“The way to get started is to quit talking and begin doing.” —Walt Disney
It was a curse of mine to attempt perfection before I started anything. I would study, research, analyze and find every possible point of failure before I broke ground. Even after starting, at the first sign of difficulty, I would stop and begin the process again. This stop, analyze, start cycle would continue until I got frustrated at the lack of progress and threw in the towel on the whole idea. It took marrying my wife to kick me in the butt and out of my comfort zone. I didn't want to appear a quitter, so I would just quickly finish what I started, even if the result wasn't the picture of perfection I originally had in mind.

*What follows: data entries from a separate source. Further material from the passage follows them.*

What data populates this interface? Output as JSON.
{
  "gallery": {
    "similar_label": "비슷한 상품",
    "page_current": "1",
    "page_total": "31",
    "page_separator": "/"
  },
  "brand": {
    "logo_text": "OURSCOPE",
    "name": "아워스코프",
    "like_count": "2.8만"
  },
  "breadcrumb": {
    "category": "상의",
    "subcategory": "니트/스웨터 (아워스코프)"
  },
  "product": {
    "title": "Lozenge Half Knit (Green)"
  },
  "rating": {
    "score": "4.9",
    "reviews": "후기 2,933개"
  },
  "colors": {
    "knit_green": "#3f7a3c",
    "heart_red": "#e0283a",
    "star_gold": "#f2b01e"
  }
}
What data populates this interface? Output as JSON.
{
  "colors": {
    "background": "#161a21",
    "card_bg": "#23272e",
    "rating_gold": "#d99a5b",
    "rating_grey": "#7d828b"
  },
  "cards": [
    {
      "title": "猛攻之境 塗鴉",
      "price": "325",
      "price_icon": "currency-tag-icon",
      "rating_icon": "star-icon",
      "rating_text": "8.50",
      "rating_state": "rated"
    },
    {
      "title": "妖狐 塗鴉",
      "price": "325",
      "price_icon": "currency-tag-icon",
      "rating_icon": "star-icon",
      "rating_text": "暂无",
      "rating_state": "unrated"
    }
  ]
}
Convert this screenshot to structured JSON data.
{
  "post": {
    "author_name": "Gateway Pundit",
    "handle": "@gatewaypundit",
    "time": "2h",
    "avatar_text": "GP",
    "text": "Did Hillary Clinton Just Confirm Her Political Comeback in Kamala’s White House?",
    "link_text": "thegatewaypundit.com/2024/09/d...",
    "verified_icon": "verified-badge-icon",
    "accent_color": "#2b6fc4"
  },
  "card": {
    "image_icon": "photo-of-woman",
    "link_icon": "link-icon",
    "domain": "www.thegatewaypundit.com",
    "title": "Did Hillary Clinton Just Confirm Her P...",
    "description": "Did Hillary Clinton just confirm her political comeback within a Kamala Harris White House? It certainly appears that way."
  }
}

Iteration has been a popular word in the tech scene for quite awhile now and alot of great businesses have been built around the concept. Instead of the slow release cycle of a product, (think Windows Operating systems) where there is one release and nothing is updated until the next version. We now see weekly updates to Facebook, our iPhone apps, even our cars. The reason behind this is, business leaders are able to see what succeeds in the market and what fails, easily dropping features and improving others, without a huge loss of time, money, or effort.
The same concepts of iteration that have made Google, Netflix and Pinterst successful, can be applied to achieving personal goals, dieting, budgeting, studying, and just about any other area in your life. By just starting now and actively reflecting on what works and what doesn't, changing accordingly, and starting the process again, you can achieve better results faster than making perfection your goal.